Graduation year: 2019
Hometown: Wheaton, Ill.
Majors: Geology, environmental studies
Activities: Udden Geology Club, Sigma Gamma Epsilon earth sciences honor society, Phi Beta Kappa
Post-grad plans: Attend East Tennessee State University to pursue my master’s in geosciences
Augustana provides so many opportunities to travel both domestically and internationally. I was drawn in by these amazing chances to visit and experience unique places. The geology department was full of fantastic faculty and a massive museum collection. The overall campus atmosphere was beautiful and enticing to me.
Are you where you thought you’d be when you first came to campus?
I could have never envisioned how far I’ve come since I showed up for my first day of classes. I came into Augustana with a strong interest in paleontology, geology and ecology and have grown those interests in ways I never imagined possible. I’ve been able to work in the Fryxell Geology Museum for four years and even had the opportunity to design one of the exhibits.
Who helped you get to where you are now?
All of my professors have helped me so much over the last four years, and there isn’t enough space to truly thank them all. However, a few faculty members definitely rise above the rest.
Dr. Michael Reisner opened my eyes not only to the complexities of natural ecosystems, but to the endless ways in which they interact with society and its people.
The entire geology department has been there to help me at every step during my time here. Susan Wolf has been there for a very wide variety of moments, from proofreading thesis drafts to teaching groups of 100 first graders. Dr. Michael Wolf has been essential to my success in geology, research and museum construction. Dr. Jeff Strasser supported my SI and has helped me considerably grow into the student I am today. Professor Jenny Arkle spent countless hours assisting me with my SI and teaching me as much about GIS as she could. Dr. Kelsey Arkle helped deepen my interest in paleoecology and allowed me to become a better TA.

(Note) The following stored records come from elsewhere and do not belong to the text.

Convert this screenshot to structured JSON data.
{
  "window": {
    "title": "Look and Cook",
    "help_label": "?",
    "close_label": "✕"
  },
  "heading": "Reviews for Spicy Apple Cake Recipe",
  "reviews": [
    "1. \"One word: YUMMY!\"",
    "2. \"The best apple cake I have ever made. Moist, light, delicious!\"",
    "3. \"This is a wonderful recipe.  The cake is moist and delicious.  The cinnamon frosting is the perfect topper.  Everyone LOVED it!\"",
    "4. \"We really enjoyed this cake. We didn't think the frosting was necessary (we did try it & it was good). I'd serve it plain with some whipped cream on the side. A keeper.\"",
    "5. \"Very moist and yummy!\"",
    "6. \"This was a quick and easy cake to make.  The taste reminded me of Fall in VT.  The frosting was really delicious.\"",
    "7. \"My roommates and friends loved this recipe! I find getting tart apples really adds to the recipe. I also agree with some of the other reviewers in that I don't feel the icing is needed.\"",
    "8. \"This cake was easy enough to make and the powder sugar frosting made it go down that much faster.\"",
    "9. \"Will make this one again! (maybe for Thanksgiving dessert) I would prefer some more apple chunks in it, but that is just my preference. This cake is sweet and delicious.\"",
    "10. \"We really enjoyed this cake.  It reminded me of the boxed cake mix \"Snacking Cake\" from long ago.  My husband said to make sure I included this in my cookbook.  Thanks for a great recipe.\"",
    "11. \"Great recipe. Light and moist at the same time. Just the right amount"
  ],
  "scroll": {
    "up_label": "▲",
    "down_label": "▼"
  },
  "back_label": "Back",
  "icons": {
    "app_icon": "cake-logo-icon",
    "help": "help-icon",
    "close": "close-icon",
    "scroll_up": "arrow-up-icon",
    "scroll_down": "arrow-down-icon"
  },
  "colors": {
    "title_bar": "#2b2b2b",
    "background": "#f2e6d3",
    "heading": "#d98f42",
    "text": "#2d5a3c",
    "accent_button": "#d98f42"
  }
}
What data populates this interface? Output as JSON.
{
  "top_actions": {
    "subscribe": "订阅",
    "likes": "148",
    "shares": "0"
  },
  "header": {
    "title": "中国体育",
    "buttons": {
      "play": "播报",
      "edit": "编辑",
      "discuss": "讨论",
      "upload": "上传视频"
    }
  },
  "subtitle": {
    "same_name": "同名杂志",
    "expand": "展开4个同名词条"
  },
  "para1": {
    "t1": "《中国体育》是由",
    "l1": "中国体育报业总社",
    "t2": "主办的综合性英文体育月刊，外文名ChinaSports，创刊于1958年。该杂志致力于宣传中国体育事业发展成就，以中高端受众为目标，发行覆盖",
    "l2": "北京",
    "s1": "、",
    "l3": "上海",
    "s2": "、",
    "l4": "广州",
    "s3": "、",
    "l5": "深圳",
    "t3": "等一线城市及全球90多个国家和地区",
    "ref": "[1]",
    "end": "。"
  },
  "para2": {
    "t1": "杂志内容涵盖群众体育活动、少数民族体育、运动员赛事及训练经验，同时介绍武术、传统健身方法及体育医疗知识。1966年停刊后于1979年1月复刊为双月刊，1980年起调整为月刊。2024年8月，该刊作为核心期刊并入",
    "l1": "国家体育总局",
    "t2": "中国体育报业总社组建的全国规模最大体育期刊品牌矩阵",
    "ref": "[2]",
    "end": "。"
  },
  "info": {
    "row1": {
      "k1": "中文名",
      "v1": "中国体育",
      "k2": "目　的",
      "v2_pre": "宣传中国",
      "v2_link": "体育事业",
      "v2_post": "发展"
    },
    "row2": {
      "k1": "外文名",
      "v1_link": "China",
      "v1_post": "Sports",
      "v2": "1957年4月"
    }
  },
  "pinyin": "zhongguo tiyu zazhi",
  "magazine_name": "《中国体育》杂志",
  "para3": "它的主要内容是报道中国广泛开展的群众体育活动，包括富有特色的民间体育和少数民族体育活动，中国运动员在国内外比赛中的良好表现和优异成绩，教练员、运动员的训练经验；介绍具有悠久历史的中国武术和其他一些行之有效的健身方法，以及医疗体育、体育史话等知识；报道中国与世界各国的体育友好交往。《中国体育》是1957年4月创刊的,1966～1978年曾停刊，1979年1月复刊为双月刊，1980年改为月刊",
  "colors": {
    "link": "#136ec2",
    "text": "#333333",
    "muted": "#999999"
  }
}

One of my peak experiences was traveling to Hawaii with the geology department. We spent two weeks on the big island of Hawaii, visiting beaches, volcanoes and cultural historic sites. Our department is very close, which made the experience even more fun. I learned a lot about life on Hawaii, got to visit green-sand and black-sand beaches and experience flowing lava up-close, and made memories that will last a lifetime.
What surprised you?
I learned that I was able to do so much more than I thought I could. My research for my Senior Inquiry pushed me harder than anything ever has, and I achieved a very successful project. I learned to never underestimate your own abilities. When you set your mind to a task, opportunities and potential are endless.
How did you use Augie Choice?
I used my Augie Choice to fund my Senior Inquiry research. I researched the dietary and migratory patterns of woolly mammoths in the Upper Midwest. The project got me into graduate school and has set me up for the future.
What will you miss the most?
I will miss all my friends I’ve made throughout my time here at Augustana. I’ll also miss the professors and faculty that I’ve grown with, academically and personally. Office visits and field trips with them have given me some of the best advice, experiences and memories.
Advice for the Class of 2023?
Don’t stress too much about the future. The future is unknown, and you will have gained so much knowledge, experience and insight by the time graduation arrives. My path was unclear when I first arrived at Augustana, and I could have never predicted where I am now. Stay focused on the present, and the future will unfold itself.
“Matt’s senior research, which cleverly teases out the migration patterns and diet of woolly mammoths that existed in the Midwest over 20,000 years ago, is the culmination of focused ambition, keen interest and scientific persistence; when Matt dug into his project and discovered new results, Matt dug deeper. He assembled an impressive combination of isotopic analyses and then brought his project to life by mapping the ancient landscape of the mammoths. Ultimately, Matt’s project was recognized at a national Geological Society of America conference as Best Undergraduate Poster Presentation. We can’t wait to see where his determination, intellect and helpful personality take him!”